Самым печальным в этой истории для Мережковского было то, что и Чехов отнесся к нашумевшей статье без особого энтузиазма. «Главный ее недостаток – отсутствие простоты», – писал он А. Н. Плещееву. Это впечатление окажется решающим: впоследствии Чехов мягко, но неукоснительно пресекал все попытки Мережковского обрести в нем если не единомышленника, то хотя бы собеседника. Хрестоматийно-известным стал диалог «о слезинке замученного ребенка», затеянный Мережковским; выслушав все рассуждения о метафизических безднах теодицеи, Антон Павлович задумчиво проговорил: «А кстати, голубчик, что я вам хотел сказать: как будете в Москве, ступайте-ка к Тестову, закажите селянку – превосходно готовят, – да не забудьте, что к ней большая водка нужна».
«Мне было досадно, почти обидно, – признавался Мережковский, – я ему о вечности, а он мне о селянке».
Они говорили на разных языках. Впрочем, почти то же самое можно сказать и об отношениях Мережковского со всеми тогдашними «маститыми» литераторами. Помимо Чехова он достаточно коротко общался с В. М. Гаршиным, В. Г. Короленко, Г. И. Успенским, Н. С. Лесковым, Я. П. Полонским, А. Н. Плещеевым, П. И. Вейнбергом, однако «старшее» поколение относилось к нему более чем сдержанно.

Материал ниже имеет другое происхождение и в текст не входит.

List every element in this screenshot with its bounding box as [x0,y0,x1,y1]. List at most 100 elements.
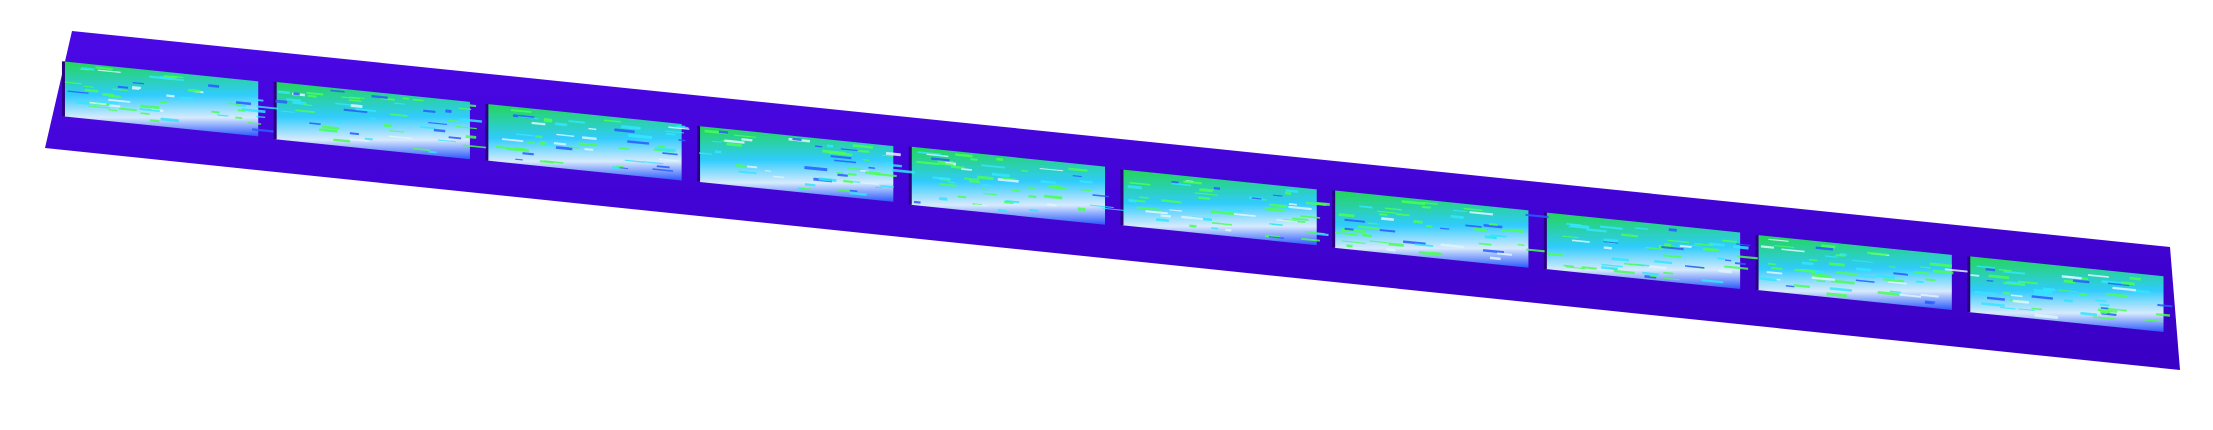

Единственным, с кем он мог в университетские годы «отвести душу», продолжал оставаться Надсон. Тот уже вышел в отставку и целиком погрузился в литературную работу. В марте 1885 года появился первый сборник его «Стихотворений» тиражом шестьсот экземпляров. Мнительный Надсон опасался, что этот тираж слишком велик для автора-дебютанта, но все разошлось за три месяца. Уже в январе 1886 года вышло второе издание – тысяча экземпляров, а в марте – третье! Это небывалый успех, которому, по словам С. А. Венгерова, «равного нет в истории русской поэзии». Надсон получил Пушкинскую премию и… мог расплатиться с долгами.
Увы! Все его доходы теперь уходили только на безнадежные попытки если не вылечить, то, по крайней мере, приостановить стремительно развивающийся процесс в легких. Кровь шла горлом, и он уже не мог выступать с чтением своих стихов. Первая книга Надсона оказалась и последней!
Завеса сброшена: ни новых увлечений,
Ни тайн заманчивых, ни счастья впереди;
Покой оправданных и сбывшихся сомнений,
Мгла безнадежности в измученной груди…
Как мало прожито, как много пережито!
Надежды светлые, и юность, и любовь…
И все оплакано… осмеяно… забыто,
Погребено – и не воскреснет вновь!
(С. Я. Надсон «Завеса сброшена: ни новых увлечений…»)
Ни всероссийская слава, ни жертвенная любовь многочисленных поклонников и поклонниц не помогали. В Петербурге Надсон бывал наездами, жил за границей (Мережковский навещал его в Беатенберге) или на юге – в Киеве и Ялте, но это уже была лишь тень недавнего обаятельного и талантливого любимца петербургских литературных собраний. Чахотка истощила не только тело, но и волю Надсона. Во время встреч с Мережковским он говорил теперь только о смерти.